Energy Impact Partners welcomed Taylor Rowe, previously with The Clean Fight, as vice president
 Impact Community Capital named Michael Lohmeier as president (see, “Putting an ownership lens on the preservation of affordable housing“)… London-based VentureESG and ESG_VC have merged
 Ownership Works welcomed Riikka Davidkin, previously at Social Finance, as a principal on its client advisory services team. 

Henry Philipson, co-founder of ESG_VC, will join the council of VentureESG. VentureESG’s Johannes Lenhard, an ImpactaAlpha contributor, will lead the combined organization as CEO
 Impact Cubed (soon to be iCubed) welcomed Antonia Lim, previously with Schroders, as chief investment officer
 WaterEquity appointed Aleem Remtula as its head of private equity and infrastructure. 

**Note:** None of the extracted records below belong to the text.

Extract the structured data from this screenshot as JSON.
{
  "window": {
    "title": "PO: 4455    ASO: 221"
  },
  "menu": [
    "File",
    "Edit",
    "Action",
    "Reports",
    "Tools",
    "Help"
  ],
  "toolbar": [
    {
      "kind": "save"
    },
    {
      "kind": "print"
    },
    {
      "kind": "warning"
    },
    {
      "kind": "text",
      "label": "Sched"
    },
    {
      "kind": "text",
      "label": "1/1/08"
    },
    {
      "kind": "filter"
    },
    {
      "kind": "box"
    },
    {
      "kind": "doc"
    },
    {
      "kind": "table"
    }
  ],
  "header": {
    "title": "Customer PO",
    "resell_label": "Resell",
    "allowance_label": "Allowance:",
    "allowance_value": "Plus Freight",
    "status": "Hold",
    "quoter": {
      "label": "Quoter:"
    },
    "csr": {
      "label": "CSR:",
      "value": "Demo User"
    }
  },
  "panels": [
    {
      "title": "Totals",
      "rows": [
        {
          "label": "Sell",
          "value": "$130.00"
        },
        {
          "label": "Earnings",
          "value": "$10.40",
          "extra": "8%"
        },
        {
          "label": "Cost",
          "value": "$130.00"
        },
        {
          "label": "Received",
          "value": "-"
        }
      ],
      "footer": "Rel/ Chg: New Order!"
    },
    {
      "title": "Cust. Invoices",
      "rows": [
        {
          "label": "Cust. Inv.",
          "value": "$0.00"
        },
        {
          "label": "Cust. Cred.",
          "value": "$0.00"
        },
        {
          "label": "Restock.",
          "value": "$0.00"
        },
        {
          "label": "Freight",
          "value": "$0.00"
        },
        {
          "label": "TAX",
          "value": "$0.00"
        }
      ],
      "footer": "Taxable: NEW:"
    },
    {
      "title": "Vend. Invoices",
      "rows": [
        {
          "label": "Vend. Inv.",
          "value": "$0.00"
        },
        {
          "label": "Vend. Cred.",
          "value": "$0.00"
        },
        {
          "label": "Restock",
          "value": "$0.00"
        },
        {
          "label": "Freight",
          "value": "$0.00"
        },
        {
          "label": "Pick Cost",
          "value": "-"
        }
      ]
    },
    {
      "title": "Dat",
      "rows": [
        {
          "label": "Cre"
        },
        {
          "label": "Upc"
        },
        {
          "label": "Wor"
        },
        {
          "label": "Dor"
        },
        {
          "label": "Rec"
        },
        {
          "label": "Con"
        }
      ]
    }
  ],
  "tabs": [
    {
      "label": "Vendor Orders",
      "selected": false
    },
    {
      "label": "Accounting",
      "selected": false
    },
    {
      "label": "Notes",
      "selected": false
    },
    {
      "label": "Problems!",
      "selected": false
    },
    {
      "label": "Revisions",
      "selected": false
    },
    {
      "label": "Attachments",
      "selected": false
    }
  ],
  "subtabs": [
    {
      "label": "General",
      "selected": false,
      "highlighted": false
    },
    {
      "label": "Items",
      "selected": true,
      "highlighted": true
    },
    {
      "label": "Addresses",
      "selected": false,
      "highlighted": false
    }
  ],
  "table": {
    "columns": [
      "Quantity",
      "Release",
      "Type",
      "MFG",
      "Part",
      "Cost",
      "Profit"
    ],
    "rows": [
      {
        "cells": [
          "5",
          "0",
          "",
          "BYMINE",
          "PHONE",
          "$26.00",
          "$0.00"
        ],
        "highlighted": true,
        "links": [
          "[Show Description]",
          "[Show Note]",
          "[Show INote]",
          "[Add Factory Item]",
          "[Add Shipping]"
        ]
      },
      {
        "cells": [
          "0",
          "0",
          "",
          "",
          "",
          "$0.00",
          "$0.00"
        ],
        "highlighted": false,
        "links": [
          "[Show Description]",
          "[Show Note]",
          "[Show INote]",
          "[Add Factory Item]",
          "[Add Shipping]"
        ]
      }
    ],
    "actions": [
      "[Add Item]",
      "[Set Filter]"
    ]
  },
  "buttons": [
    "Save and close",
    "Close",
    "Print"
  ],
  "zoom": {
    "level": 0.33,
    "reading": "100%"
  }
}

Ninety One tapped Marilyn Rowland, previously with Fiducient Advisors, as director of consultant relations
 Christie Cade, previously with NeighborWorks America, joined Community Enterprise Partners as southern market vice president
 Economic Architecture and Brookings Institution selected Doug Ryan of Grounded Solutions Network, Homium’s Marcus Martin and other housing and real estate innovators for the Valuing Homes in Black Communities Challenge.

Aboriginal Investment NT appointed Nigel Browne, previously with Larrakia Development Corp., as CEO
 Impact Capital Managers promoted Andrew Garrett to member experience manager
 Opportunity Finance Network tapped Aisha Benson, president and CEO of Nonprofit Finance Fund, as board chair, and Henry Jiménez, president and CEO of Propel Nonprofits, as board vice-chair.

That’s a wrap. Have a wonderful weekend.